Es war heute beinahe schon unheimlich still im Zuschauerraum. Sekunden vergingen, ehe sich der Bühnenvorhang hob und die Grande Dame des Deutschen Theaters, Inge Keller, mit der Lesung begann. Darin ging es, kurz gesagt, um eine alleinstehende Frau mit zwei Kindern, die nun zum dritten Mal schwanger wird, jedoch den Vater nicht kennt. Um ihn zu ermitteln, setzt sie eine Annonce in die Zeitung und fordert ihn auf, sich bei ihr zu melden, um ihn zu heiraten. Die Erzählung beginnt wie folgt:
„In M…, einer bedeutenden Stadt im oberen Italien, ließ die verwitwete Marquise von O…., eine Dame von vortrefflichem Ruf, und Mutter von mehreren wohlerzogenen Kindern, durch die Zeitungen bekannt machen: daß sie, ohne ihr Wissen, in andre Umstände gekommen sei, daß der Vater zu dem Kinde, das sie gebären würde, sich melden solle, und daß sie aus Familien-Rücksichten, entschlossen wäre, ihn zu heiraten …“
Inge Keller weiß, wie nur wenige deutsche Schauspieler, ihre Worte, Pausen, Gesten und Mimik wohl zu setzen. Trotz des anspruchsvollen Textes ist es ein Genuss, ihr zu lauschen. Natürlich ist auch der Autor der Erzählung, der präzise Sprache mit komplizierten Satzkonstruktionen bewundernswert unfallfrei verbindet, daran nicht unbeteiligt. Er erzeugt Spannung, obwohl die Handlung Jahrhunderte zurück liegt, wie auch bei dieser Erzählung, die wie folgt beginnt:
„An den Ufern der Havel lebte, um die Mitte des sechzehnten Jahrhunderts, ein Roßhändler, Namens Michael Kohlhaas*, Sohn eines Schulmeisters, einer der rechtschaffensten zugleich und entsetzlichsten Menschen seiner Zeit …“ (Hier geht es im folgenden um das Recht des Einzelnen im Staat und seine schließliche Durchsetzung durch Selbstjustiz)
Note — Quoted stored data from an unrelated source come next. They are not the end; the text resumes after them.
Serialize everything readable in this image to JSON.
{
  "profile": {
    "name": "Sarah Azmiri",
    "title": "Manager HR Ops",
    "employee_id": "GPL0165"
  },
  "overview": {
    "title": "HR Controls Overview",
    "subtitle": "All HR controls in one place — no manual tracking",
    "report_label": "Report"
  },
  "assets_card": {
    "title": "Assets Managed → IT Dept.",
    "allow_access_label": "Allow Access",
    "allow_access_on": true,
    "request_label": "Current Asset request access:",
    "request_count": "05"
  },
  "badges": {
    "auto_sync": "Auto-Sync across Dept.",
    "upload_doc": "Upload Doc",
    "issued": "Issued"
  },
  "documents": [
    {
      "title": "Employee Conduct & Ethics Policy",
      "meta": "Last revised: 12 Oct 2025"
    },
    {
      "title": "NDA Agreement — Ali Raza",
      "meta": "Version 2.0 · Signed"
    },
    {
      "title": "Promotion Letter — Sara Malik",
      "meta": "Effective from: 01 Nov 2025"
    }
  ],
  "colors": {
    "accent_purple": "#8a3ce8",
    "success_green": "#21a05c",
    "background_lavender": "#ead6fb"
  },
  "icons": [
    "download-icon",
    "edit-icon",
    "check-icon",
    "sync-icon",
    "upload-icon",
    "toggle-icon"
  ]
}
Beide Erzählungen – „Die Marquise von O….“ und „Michael Kohlhaas“ – stammen aus der Feder von Heinrich von Kleist (1777-1811), deutscher Dramatiker (u.a. „Der zerbrochne Krug“) und Erzähler. Die in jenen beiden gewählten Sujets lassen bereits erahnen, dass er ein „Außenseiter im literarischen Leben seiner Zeit“ war. Immer wieder setzte sich Kleist künstlerisch mit dem Verhältnis von Bürger, Obrigkeit, Recht und Moral auseinander, doch scheiterte er immer wieder am Staat, u.a. durch Aufführungsverbot für „Der Prinz von Homburg„. Dieses, Krankheit und materielle Not führten schließlich zu dem verhängnisvollen Ende. Am 21.11.1811, also vor fast genau 200 Jahren, schied Heinrich von Keist, gemeinsam mit einer Freundin, am Kleinen Wannsee aus dem Leben. Ob der dort befindliche kleine Gedenkstein inzwischen restauriert wurde, ist mir nicht bekannt.
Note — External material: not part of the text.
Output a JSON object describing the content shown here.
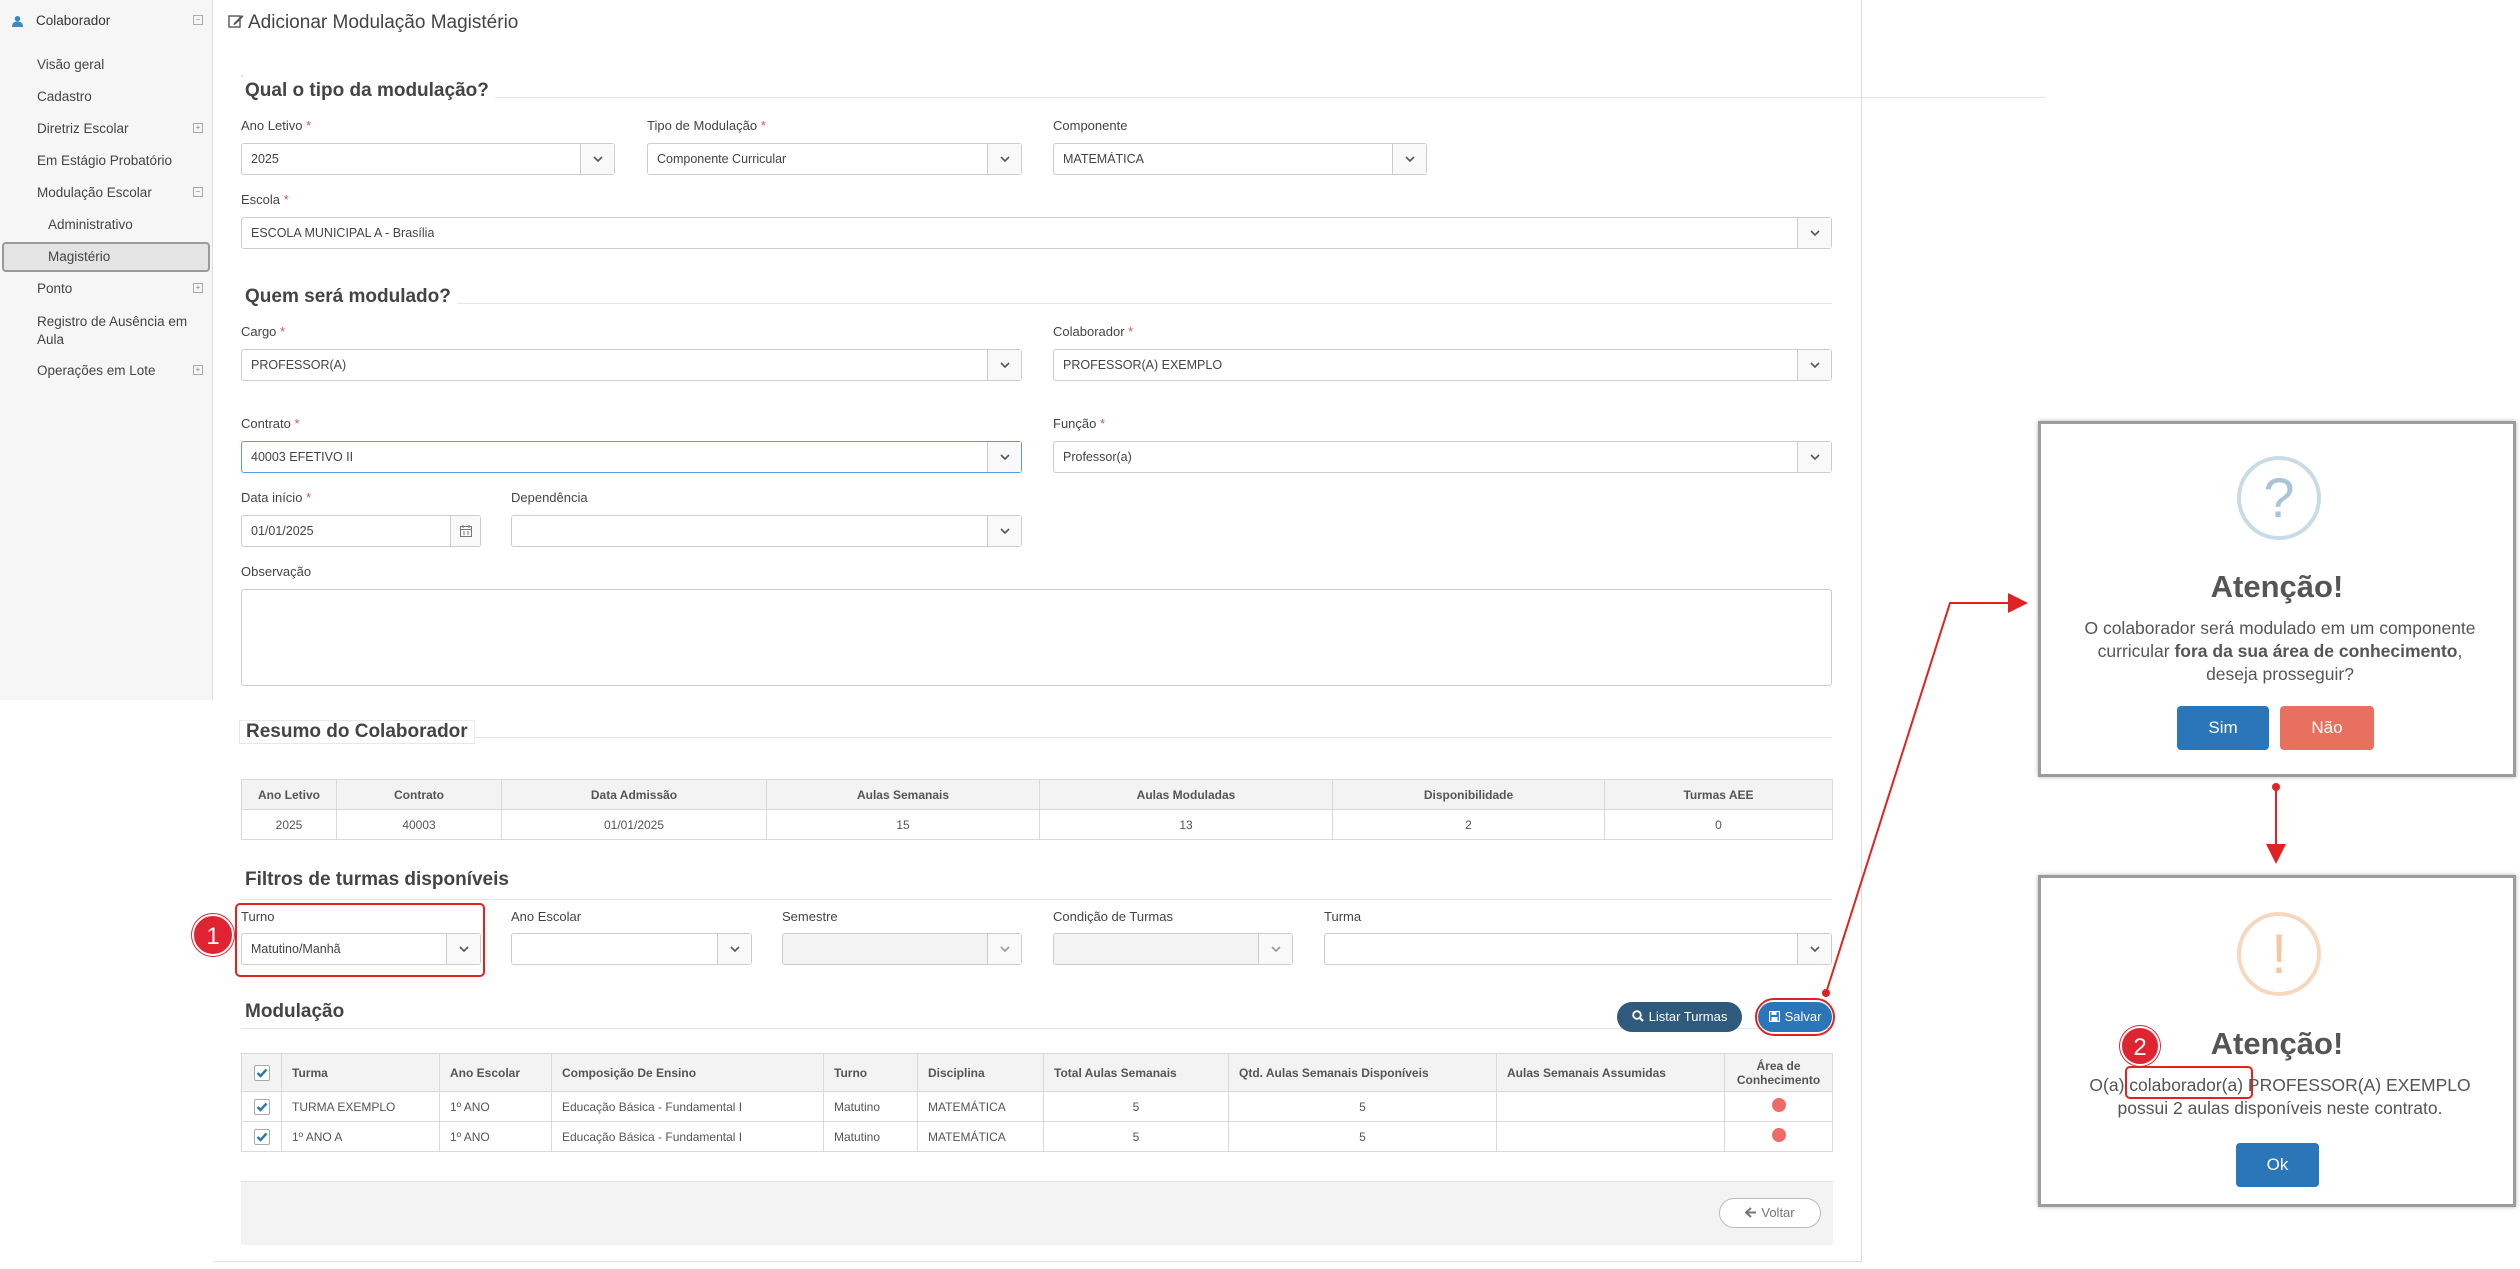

* An die historische Figur des Michael Kohlhase oder Michael Kohlhaas erinnert der kleine Ort Kohlhasenbrück am südwestlichen Zipfel Berlins gelegen.
Nachtrag 19.11.11: Lt. Berliner Zeitung von gestern wurde die Grabstätte am Kleinen Wannsee erneuert und wird am 21.11.11 übergeben.